I do hate to be tickled, though I wouldn’t mind his big body all over me as I squirm beneath his touch.

“I’m getting desperately close to choosing tickles.”

“Is that your final decision?”

I drag in a deep breath and let it out slowly, staring up into his dark brown eyes.

He’s hovered over me, and though we’re not feeling the same things, I can’t help but feel a sexual charge between us.

Unfortunately, there isn’t one, not in reality.

Clearly, he’s into some other woman. A Catwoman.

A sexy, little bitch with a lean, agile body and red lipstick.

I’m none of those things. Not even one. In fact, I’m sure I’ve just embarrassed the hell out of my sober self by telling the jacket story.

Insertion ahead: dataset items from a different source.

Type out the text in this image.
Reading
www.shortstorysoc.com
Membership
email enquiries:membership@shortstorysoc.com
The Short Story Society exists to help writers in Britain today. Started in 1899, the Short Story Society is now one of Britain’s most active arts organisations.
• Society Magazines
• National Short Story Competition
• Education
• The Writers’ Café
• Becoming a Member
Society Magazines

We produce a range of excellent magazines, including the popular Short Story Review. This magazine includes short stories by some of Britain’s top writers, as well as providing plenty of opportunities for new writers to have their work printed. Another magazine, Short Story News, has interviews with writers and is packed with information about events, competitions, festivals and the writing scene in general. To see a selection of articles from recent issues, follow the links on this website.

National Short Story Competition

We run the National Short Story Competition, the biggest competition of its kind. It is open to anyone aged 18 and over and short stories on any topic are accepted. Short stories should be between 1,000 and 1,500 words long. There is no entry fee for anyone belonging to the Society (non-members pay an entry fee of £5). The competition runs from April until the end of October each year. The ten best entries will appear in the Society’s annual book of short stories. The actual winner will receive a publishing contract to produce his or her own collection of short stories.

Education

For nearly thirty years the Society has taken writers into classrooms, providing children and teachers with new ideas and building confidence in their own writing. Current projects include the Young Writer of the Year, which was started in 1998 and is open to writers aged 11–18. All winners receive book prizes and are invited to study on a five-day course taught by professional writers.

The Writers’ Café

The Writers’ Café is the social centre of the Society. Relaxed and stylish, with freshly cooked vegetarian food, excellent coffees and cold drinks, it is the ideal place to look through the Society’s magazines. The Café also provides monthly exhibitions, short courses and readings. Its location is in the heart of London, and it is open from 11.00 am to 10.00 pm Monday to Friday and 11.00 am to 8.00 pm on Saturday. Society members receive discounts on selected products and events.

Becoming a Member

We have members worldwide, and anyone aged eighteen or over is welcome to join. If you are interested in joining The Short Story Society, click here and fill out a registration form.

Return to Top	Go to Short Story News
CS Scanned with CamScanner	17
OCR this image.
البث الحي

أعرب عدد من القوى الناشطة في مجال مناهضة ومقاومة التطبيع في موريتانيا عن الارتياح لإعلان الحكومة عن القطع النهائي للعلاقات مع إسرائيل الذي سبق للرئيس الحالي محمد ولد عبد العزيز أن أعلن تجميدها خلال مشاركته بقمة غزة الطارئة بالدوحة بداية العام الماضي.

“Tickle me,” I finally say, realizing in the moment that a desire not to answer his question about us is in fact an omission of guilt, but I realize it too late.

His hands are already on my frame. He’s already rolling me back and forth, I’m already giggling like a crazy person, and we’re already touching… everywhere.

His big, rough, inked-up hands tickle my ribs, my stomach, the back of my neck, and my thighs as I roll back and forth, hysterically laughing like a hyena.

It’s not a good look, I’m sure. My stomach is all squished up, I’m sure I’ve got ten chins, and the laugh is anything but cute and adorable, but I don’t care.

For a second, his heavy weight is on my body, and the more he presses, the more I love it.

I lift up and run my hands over his hard body, tickling him beneath his arms.

Jesus, he’s firm. These biceps are crazy. I mean, I’ve looked at him, but I’ve never touched him like this before. It’s just as great as I thought it would be.

He laughs, though it’s not as gregarious as mine. A second later, I feel a poke. A distinct, hard poke that drives into the side of my stomach.

Oh, God. Is he hard?

He’s hard.

My eyes widen and I wonder for a second if maybe I’m dreaming. The slight haze, the touching, the laughing, the fact that Hank is at the center of it all. The vibe is screaming ‘dream.’ Then again, maybe it’s the alcohol. Maybe one beer gets me more drunk than I thought.

My brother’s big, hot, best friend is sitting over me, touching me, and he’s erect.

This is definitely a dream, right?

When he realizes what’s happening, he stops tickling me and pulls away. “Fuck! Sorry! Jesus Christ!” I can’t gauge what his reaction means. There’s too much going on. All the blood has drained to my thighs and they’re aching for relief.

The room is quiet, and I can’t think of anything good to say, but I’m pretty sure my eyes are saying something. They must be because he stares back at me. He stares back at me so hard that my entire body erupts with pure, hot, glorious fire.

Then all at once, without another word, he grabs me, pulls me close, and presses his lips against mine.